Nous devons tous nous attacher à ancrer profondément dans nos consciences, cette conviction qui portait IBNI : le Tchad, le peuple tchadien a droit à la liberté, à la justice, au développement, à la démocratie, à la paix. Il a payé de sa vie ce rêve d’un avenir meilleur pour nous tous. Nous devons être prêts à payer le même prix, s’il le faut.

 

Frantz Fanon écrivait « En tant qu’homme, je m’engage à affronter le risque de l’anéantissement pour que deux ou trois vérités jettent sur le monde leur essentielle clarté ». IBNI a fait sienne cette parole.

 

Sa première vérité, est que nous, peuple du Tchad, avons pleinement droit à la liberté, à la justice et à la paix. Sa deuxième vérité est que toi Idriss Deby tu écrases sous tes bottes ce droit fondamental. Voilà pourquoi il te combattait avec la seule arme qui à ses yeux comptait : la lutte démocratique. Pour nous, peuple du Tchad, cette essentielle clarté est de nous battre à notre tour de toutes nos forces, pour nous réapproprier nos pleins droits.

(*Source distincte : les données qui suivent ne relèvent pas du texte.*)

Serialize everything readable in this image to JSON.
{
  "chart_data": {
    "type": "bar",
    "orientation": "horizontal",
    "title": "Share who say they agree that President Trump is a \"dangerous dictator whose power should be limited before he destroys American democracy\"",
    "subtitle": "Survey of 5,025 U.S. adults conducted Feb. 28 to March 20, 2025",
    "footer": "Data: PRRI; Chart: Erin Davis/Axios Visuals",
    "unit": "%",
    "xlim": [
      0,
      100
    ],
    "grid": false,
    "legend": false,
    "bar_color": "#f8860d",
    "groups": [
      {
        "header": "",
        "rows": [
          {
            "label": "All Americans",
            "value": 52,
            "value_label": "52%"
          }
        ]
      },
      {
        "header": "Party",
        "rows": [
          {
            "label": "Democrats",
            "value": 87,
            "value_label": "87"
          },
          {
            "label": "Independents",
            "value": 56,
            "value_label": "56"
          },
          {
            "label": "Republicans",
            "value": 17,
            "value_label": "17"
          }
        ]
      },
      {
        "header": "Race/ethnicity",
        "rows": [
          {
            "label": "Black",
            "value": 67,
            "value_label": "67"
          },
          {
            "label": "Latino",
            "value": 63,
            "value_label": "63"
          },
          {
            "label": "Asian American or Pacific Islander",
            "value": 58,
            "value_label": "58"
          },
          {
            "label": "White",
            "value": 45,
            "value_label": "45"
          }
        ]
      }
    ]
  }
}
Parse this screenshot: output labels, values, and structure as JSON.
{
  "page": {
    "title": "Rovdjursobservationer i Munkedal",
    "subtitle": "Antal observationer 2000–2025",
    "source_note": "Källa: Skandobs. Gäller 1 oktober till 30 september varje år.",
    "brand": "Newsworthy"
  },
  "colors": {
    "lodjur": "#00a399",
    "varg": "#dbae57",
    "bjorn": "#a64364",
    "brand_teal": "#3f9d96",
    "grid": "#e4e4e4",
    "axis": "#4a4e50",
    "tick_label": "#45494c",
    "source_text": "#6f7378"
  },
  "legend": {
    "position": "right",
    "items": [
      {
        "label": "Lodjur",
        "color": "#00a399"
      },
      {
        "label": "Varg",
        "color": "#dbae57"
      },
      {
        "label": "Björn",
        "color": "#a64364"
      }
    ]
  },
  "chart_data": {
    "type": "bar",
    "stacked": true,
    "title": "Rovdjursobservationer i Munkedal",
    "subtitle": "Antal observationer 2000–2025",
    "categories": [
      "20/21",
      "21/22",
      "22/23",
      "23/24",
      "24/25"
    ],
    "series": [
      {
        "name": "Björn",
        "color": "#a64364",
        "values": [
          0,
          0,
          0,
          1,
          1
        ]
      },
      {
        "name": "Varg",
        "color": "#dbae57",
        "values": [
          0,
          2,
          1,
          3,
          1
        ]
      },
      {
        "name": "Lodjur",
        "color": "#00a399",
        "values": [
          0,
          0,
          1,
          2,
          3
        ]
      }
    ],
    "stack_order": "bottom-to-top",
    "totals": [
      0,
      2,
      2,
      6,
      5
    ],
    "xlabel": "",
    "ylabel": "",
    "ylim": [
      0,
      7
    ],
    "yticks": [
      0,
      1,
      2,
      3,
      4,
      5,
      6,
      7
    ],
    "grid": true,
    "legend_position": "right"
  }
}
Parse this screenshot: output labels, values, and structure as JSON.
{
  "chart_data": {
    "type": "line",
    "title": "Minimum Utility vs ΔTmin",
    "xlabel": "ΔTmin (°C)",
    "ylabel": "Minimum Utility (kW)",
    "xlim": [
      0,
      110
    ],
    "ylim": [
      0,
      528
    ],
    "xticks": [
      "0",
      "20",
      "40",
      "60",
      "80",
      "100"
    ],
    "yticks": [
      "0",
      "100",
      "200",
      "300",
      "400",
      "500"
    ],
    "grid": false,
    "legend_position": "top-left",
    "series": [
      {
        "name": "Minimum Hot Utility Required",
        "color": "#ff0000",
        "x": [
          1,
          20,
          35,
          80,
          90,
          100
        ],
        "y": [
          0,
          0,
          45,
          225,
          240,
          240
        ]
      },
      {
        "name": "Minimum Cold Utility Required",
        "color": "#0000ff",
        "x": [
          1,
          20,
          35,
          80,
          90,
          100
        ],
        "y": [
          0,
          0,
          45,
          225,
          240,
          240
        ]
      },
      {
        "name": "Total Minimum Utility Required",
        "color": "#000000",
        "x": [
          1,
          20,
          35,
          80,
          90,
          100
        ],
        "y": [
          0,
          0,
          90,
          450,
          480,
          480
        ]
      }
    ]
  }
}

IBNI était un patriote dans le sens le plus noble du terme. Il aimait profondément son pays et les Tchadiens. Son parti, le PLD, d’envergure nationale, rassemble les Tchadiens de toutes les régions. C’est là aussi une leçon et un legs que nous laisse IBNI.

 

Chers compatriotes, en hommage à ce camarade, taisons ces querelles nauséabondes qui resurgissent avec violence ces jours ci sur les sites nous plongeant dans les moments les plus sombres de notre histoire.

 

L’Unité Nationale, la Cohésion Sociale, l’Egalité pour tous, c’est à cette bataille qu’il faut nous atteler pour construire La NATION tchadienne. Il en va de notre avenir à tous. Sinon, j’ose à peine imaginer les années à venir. Quel héritage laisserons-nous à nos enfants ? Je vous le demande ? Ne nous trompons donc pas de cible.

 

Repose en paix Dr IBNI Oumar Mahamat Saleh ! Que la terre de nos ancêtres te soit légère ! Nous avons saisi à pleines mains le relais que tu nous as tendu. Nous continuerons ton combat jusqu’à ce que victoire s’en suive. Nous traquerons tes assassins jusqu’aux tréfonds de la Terre ! Et nous crierons JUSTICE.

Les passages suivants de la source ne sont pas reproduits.